Comment 22 Tejun Heo 2008-06-01 05:26:08 UTC
I see. noapic.  It's still about the same tho.  If noapic is specified, IRQs are routed through the legacy 8259 IRQ controller and makes it a IRQ routing problem.  Can you please post the result of "lspci -nnvvv"?
Comment 23 Andras Mantia 2008-06-01 07:15:56 UTC
Created attachment 219360 [details]
lspci output
Comment 24 Andras Mantia 2008-06-01 07:17:59 UTC
I added the output when running noapic. Do you also want the same output when noapic is not used?
Comment 25 Tejun Heo 2008-06-01 08:17:35 UTC
Going through the bug again.  Both using a different drive && noapic work around the problem.  The former points at the drive specific problem while the latter points at generic IRQ routing problem.  The two causes interacting with each other is quite unlikely although I can't say it can never happen.  Strange....
Comment 26 Andras Mantia 2008-06-01 08:30:15 UTC
I admit this is strange. I will borrow again the other drive and test it for a longer period.
Comment 27 Tejun Heo 2008-06-01 08:35:58 UTC
Thanks.  I appreciate that.  Also, you never had any problem w/ SL103?

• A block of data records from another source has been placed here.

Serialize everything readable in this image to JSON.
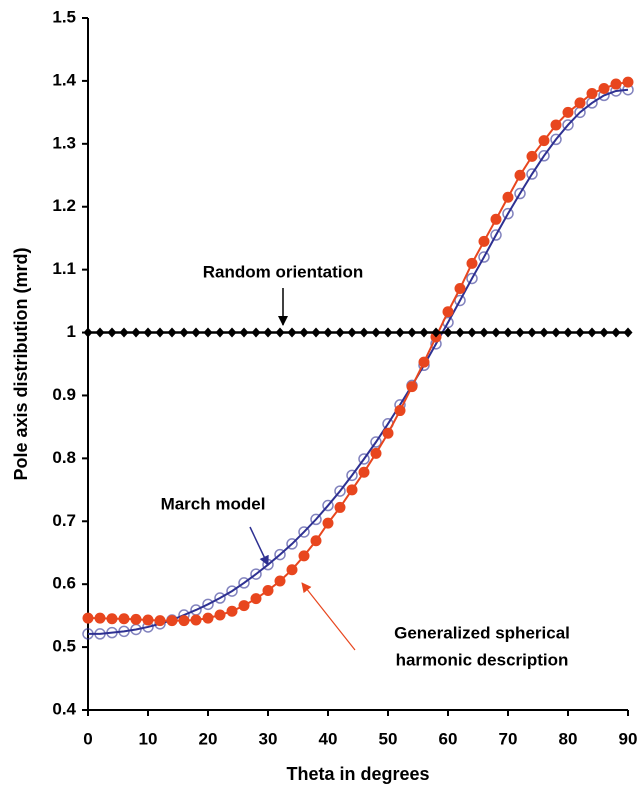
{
  "chart_data": {
    "type": "line",
    "xlabel": "Theta in degrees",
    "ylabel": "Pole axis distribution (mrd)",
    "x": [
      0,
      2,
      4,
      6,
      8,
      10,
      12,
      14,
      16,
      18,
      20,
      22,
      24,
      26,
      28,
      30,
      32,
      34,
      36,
      38,
      40,
      42,
      44,
      46,
      48,
      50,
      52,
      54,
      56,
      58,
      60,
      62,
      64,
      66,
      68,
      70,
      72,
      74,
      76,
      78,
      80,
      82,
      84,
      86,
      88,
      90
    ],
    "series": [
      {
        "name": "March model",
        "color": "#2e3192",
        "marker": "circle-open",
        "values": [
          0.521,
          0.521,
          0.523,
          0.525,
          0.528,
          0.532,
          0.537,
          0.543,
          0.551,
          0.559,
          0.568,
          0.578,
          0.589,
          0.602,
          0.616,
          0.631,
          0.647,
          0.664,
          0.683,
          0.703,
          0.725,
          0.748,
          0.773,
          0.799,
          0.826,
          0.855,
          0.885,
          0.916,
          0.948,
          0.982,
          1.016,
          1.051,
          1.086,
          1.12,
          1.155,
          1.189,
          1.221,
          1.252,
          1.281,
          1.307,
          1.33,
          1.35,
          1.365,
          1.377,
          1.384,
          1.386
        ]
      },
      {
        "name": "Generalized spherical harmonic description",
        "color": "#e8461e",
        "marker": "circle",
        "values": [
          0.546,
          0.546,
          0.545,
          0.545,
          0.544,
          0.543,
          0.542,
          0.542,
          0.542,
          0.543,
          0.546,
          0.551,
          0.557,
          0.566,
          0.577,
          0.59,
          0.605,
          0.623,
          0.645,
          0.669,
          0.697,
          0.722,
          0.75,
          0.778,
          0.808,
          0.84,
          0.876,
          0.914,
          0.953,
          0.993,
          1.033,
          1.07,
          1.11,
          1.145,
          1.18,
          1.215,
          1.25,
          1.28,
          1.305,
          1.33,
          1.35,
          1.365,
          1.38,
          1.388,
          1.395,
          1.398
        ]
      },
      {
        "name": "Random orientation",
        "color": "#000000",
        "marker": "diamond",
        "values": [
          1,
          1,
          1,
          1,
          1,
          1,
          1,
          1,
          1,
          1,
          1,
          1,
          1,
          1,
          1,
          1,
          1,
          1,
          1,
          1,
          1,
          1,
          1,
          1,
          1,
          1,
          1,
          1,
          1,
          1,
          1,
          1,
          1,
          1,
          1,
          1,
          1,
          1,
          1,
          1,
          1,
          1,
          1,
          1,
          1,
          1
        ]
      }
    ],
    "annotations": [
      "Random orientation",
      "March model",
      "Generalized spherical",
      "harmonic description"
    ],
    "xlim": [
      0,
      90
    ],
    "xticks": [
      0,
      10,
      20,
      30,
      40,
      50,
      60,
      70,
      80,
      90
    ],
    "ylim": [
      0.4,
      1.5
    ],
    "yticks": [
      0.4,
      0.5,
      0.6,
      0.7,
      0.8,
      0.9,
      1,
      1.1,
      1.2,
      1.3,
      1.4,
      1.5
    ],
    "grid": false
  }
}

Cc'ing Thomas for reference.
Comment 28 Andras Mantia 2008-06-01 08:47:13 UTC
No, the system worked fine with 10.3 and earlier versions. I have the drive since 2002 and the motherboard since 2005 or 2006. It might be that with 10.3 I still used the old drivers, not libata as my IDE hard disk was /dev/hda, so that might not be relevant. But for sure I never used any extra kernel parameters.

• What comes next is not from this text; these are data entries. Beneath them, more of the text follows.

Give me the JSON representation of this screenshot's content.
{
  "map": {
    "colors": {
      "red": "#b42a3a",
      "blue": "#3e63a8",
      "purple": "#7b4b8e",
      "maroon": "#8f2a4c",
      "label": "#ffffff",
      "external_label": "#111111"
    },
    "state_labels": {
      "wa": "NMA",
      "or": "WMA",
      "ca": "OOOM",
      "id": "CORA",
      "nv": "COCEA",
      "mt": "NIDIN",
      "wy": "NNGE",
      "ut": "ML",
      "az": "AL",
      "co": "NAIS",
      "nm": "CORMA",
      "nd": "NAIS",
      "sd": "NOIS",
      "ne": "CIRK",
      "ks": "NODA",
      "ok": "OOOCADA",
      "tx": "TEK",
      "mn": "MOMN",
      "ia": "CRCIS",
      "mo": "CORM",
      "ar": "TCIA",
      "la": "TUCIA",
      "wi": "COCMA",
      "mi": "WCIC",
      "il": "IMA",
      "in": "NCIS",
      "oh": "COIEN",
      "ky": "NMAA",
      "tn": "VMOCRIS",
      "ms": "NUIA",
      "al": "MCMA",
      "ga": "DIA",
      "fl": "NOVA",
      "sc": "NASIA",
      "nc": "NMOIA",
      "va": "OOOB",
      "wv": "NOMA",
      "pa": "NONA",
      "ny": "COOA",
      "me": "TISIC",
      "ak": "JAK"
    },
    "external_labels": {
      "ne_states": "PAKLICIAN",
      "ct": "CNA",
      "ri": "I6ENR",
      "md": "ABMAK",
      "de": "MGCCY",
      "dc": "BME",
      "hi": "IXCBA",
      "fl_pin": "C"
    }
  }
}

Comment 29 Thomas Renninger 2008-06-12 13:15:26 UTC
Puhh, no idea.
Maybe you should update to a newer BIOS, not sure whether BIOS initialization can be different if you have another driver? Very strange...
I close this one as won't fix, IMO it's not worth wasting more time. Please keep commenting or reopen the bug if you find out more.
Comment 30 Andras Mantia 2008-06-12 13:27:54 UTC
I have two other drives to test with, just I need some time to do. Upgrading of the BIOS is not possible, I have the latest one. Downgrading is possible, but the old BIOS caused hangs with the Opteron, maybe I could try with 11.0...
I'm fine with closing it as wontfix, but if you look at the lkml list you will see that I'm far from being the only one having such issues.
Comment 31 Tejun Heo 2008-06-12 13:45:38 UTC
Andras, please add comments and/or reopen if you find anything interesting.  Also, which threads in lkml are you talking about?  I try to watch ATA related problems in LKML but miss a lot of them.